— Тебе, Харя, всё мочить, — наспех ответил Гашиш. — Сначала пытать будем. Мне нужен второй говнюк. Я ему обещал язык отрезать. Ладно, ты здесь стой. Ловить будешь, если вдруг выскочат. Только не как в тот раз.

— Да нормально всё. Не мог же я битой в магазине махать. У меня условный ещё не кончился.

Хлопнула дверь подъезда. Чиркнула зажигалка. Потянуло сигаретным дымом. Макс осторожно высунулся и снова спрятался. Затем крепко обхватил мою голову и зашептал прямо в ухо:

— Идем сейчас. Под окнами. Тихо. Но главное — быстро.

Я хотела сказать, что не смогу и тихо, и быстро, но он закрыл мне рот ладонью, после чего подсадил.

Чтобы Харя не заметил, я выбралась из подвального отсека на четвереньках. Осторожно оглянулась. Он курил, пристально глядя на подъездную дверь. В одной руке — сигарета, в другой — бейсбольная бита.

Вжавшись в стену, на полусогнутых я пошла вперед, а через пару секунд Макс уже был рядом. Обогнал, взял за руку.

Мы незаметно прошли два следующих подъезда и только добрались до последнего, как на улицу со злобными матюками выскочил Гашиш. И, почти сразу заметив нас, заорал: “Веня, окружай! Харя, за мной!


Больше не прячась, мы помчались в конец дома. Свернули за угол и остолбенели. Перед нами простирался тот же пустырь, через который мы шли из санатория. Я узнала это место по темному силуэту водонапорной вышки.

Бежать по пустырю было равносильно самоубийству.
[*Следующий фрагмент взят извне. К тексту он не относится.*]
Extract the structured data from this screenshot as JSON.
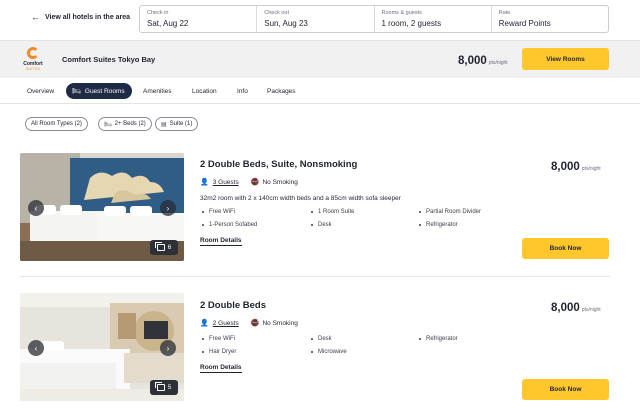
{
  "search": {
    "back_label": "View all hotels in the area",
    "fields": [
      {
        "label": "Check in",
        "value": "Sat, Aug 22"
      },
      {
        "label": "Check out",
        "value": "Sun, Aug 23"
      },
      {
        "label": "Rooms & guests",
        "value": "1 room, 2 guests"
      },
      {
        "label": "Rate",
        "value": "Reward Points"
      }
    ]
  },
  "hotel": {
    "logo_text": "Comfort",
    "logo_sub": "SUITES",
    "name": "Comfort Suites Tokyo Bay",
    "price": "8,000",
    "price_unit": "pts/night",
    "view_rooms_label": "View Rooms"
  },
  "tabs": [
    {
      "label": "Overview",
      "active": false
    },
    {
      "label": "Guest Rooms",
      "active": true
    },
    {
      "label": "Amenities",
      "active": false
    },
    {
      "label": "Location",
      "active": false
    },
    {
      "label": "Info",
      "active": false
    },
    {
      "label": "Packages",
      "active": false
    }
  ],
  "filters": [
    {
      "label": "All Room Types (2)",
      "icon": null
    },
    {
      "label": "2+ Beds (2)",
      "icon": "bed-icon"
    },
    {
      "label": "Suite (1)",
      "icon": "suite-icon"
    }
  ],
  "rooms": [
    {
      "title": "2 Double Beds, Suite, Nonsmoking",
      "price": "8,000",
      "price_unit": "pts/night",
      "guests": "3 Guests",
      "smoking": "No Smoking",
      "description": "32m2 room with 2 x 140cm width beds and a 85cm width sofa sleeper",
      "amenities": [
        "Free WiFi",
        "1 Room Suite",
        "Partial Room Divider",
        "1-Person Sofabed",
        "Desk",
        "Refrigerator"
      ],
      "details_label": "Room Details",
      "book_label": "Book Now",
      "photo_count": "6"
    },
    {
      "title": "2 Double Beds",
      "price": "8,000",
      "price_unit": "pts/night",
      "guests": "2 Guests",
      "smoking": "No Smoking",
      "description": "",
      "amenities": [
        "Free WiFi",
        "Desk",
        "Refrigerator",
        "Hair Dryer",
        "Microwave"
      ],
      "details_label": "Room Details",
      "book_label": "Book Now",
      "photo_count": "5"
    }
  ],
  "colors": {
    "accent_yellow": "#ffc72c",
    "active_tab": "#1f2a44",
    "brand_orange": "#f08a24",
    "header_bg": "#f1f1f1"
  }
}
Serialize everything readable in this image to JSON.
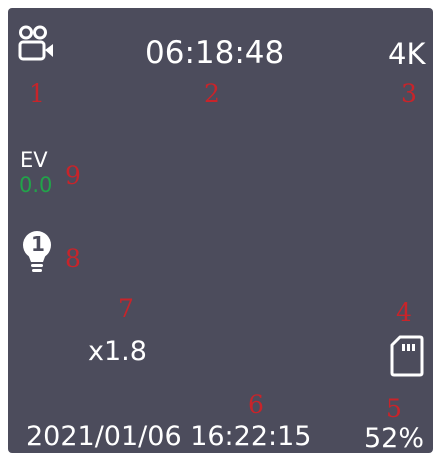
{
  "hud": {
    "record_mode_icon": "video-camera-icon",
    "timer": "06:18:48",
    "resolution": "4K",
    "sd_card_icon": "sd-card-icon",
    "battery": "52%",
    "datetime": "2021/01/06 16:22:15",
    "zoom": "x1.8",
    "light_icon": "bulb-icon",
    "light_level": "1",
    "ev_label": "EV",
    "ev_value": "0.0"
  },
  "callouts": [
    "1",
    "2",
    "3",
    "4",
    "5",
    "6",
    "7",
    "8",
    "9"
  ],
  "colors": {
    "background": "#4c4c5c",
    "text": "#ffffff",
    "ev_value": "#22a34a",
    "callout": "#c8242a"
  }
}
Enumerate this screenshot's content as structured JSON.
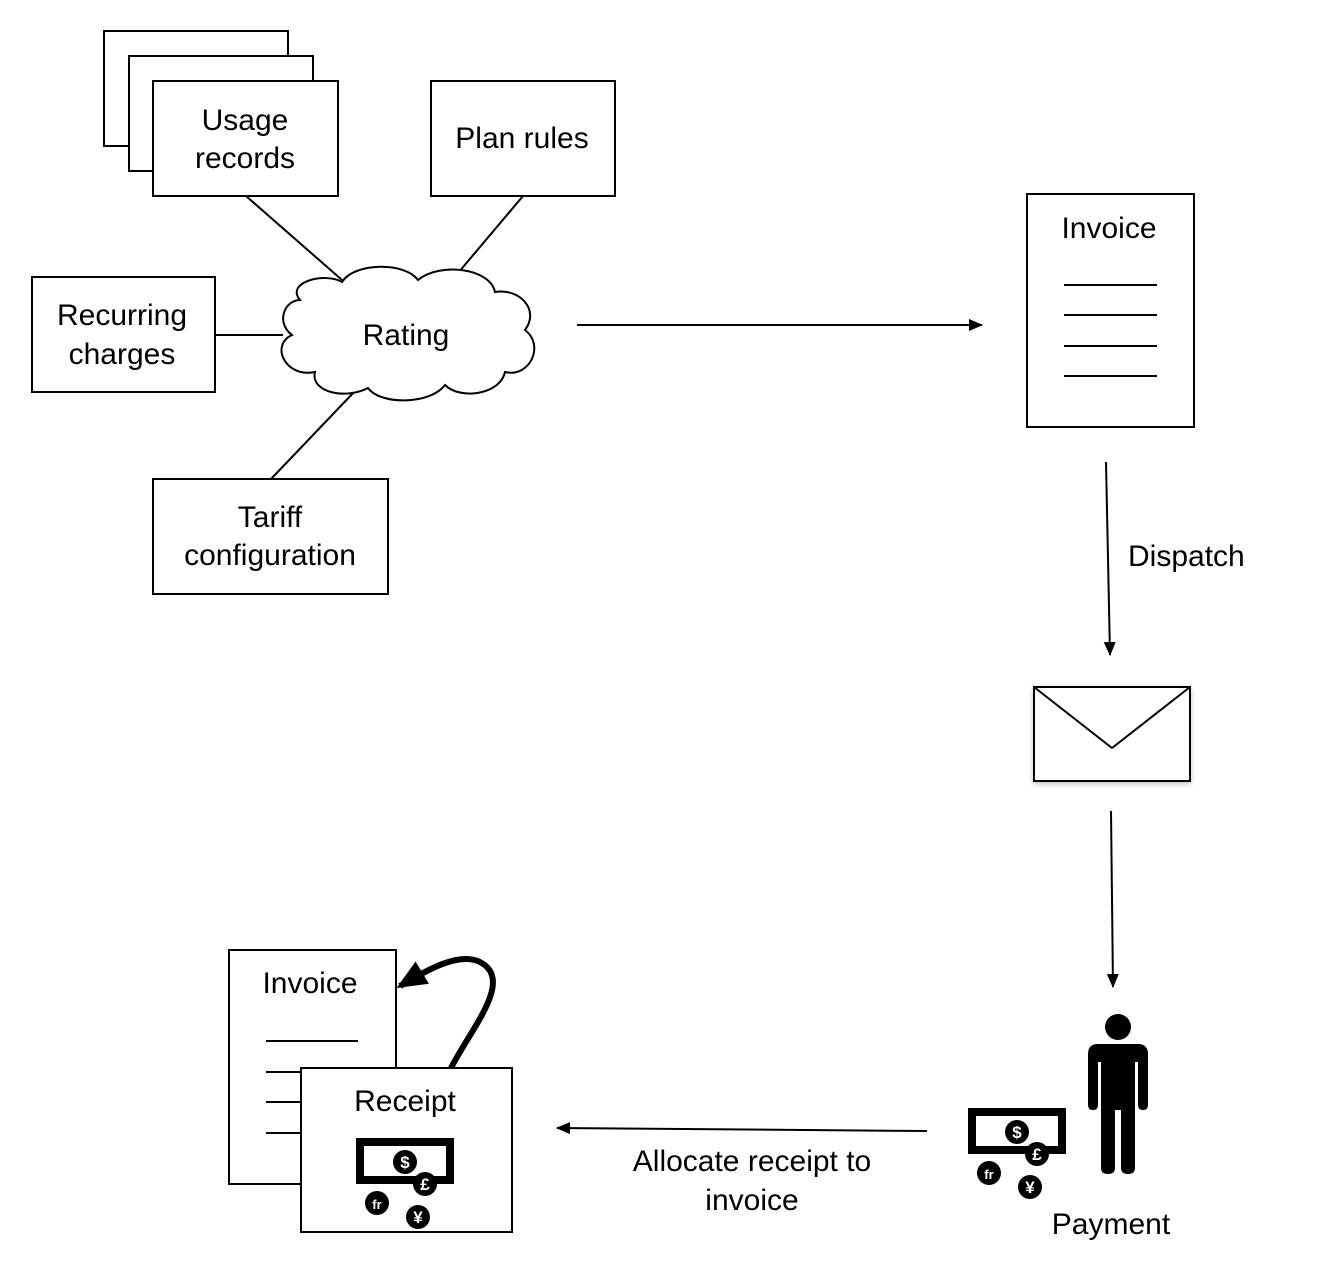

Сходить за машиной и догнать нас на открытой местности у них заняло бы меньше времени, чем у нас добежать до его середины.

Поэтому вместо того, чтобы кинуться к пустырю, Макс, не раздумывая, подлетел к водосточной трубе дома, потряс, затем схватил меня в охапку и просто посадил на неё. К счастью, на высоте первого этажа вдоль стены проходила другая труба. Мне удалось уцепиться и, встав ногой на крепление водосточной трубы, выпрямиться. Слева на втором этаже был балкон, справа — окно.

— На балкон давай! — тяжело дыша, распорядился Макс.

— Не могу, — пролепетала я.

Я действительно больше не могла. Ноги подгибались, руки дрожали, толстая подошва ботинка соскакивала с крепления, и я готова была свалиться в любую секунду.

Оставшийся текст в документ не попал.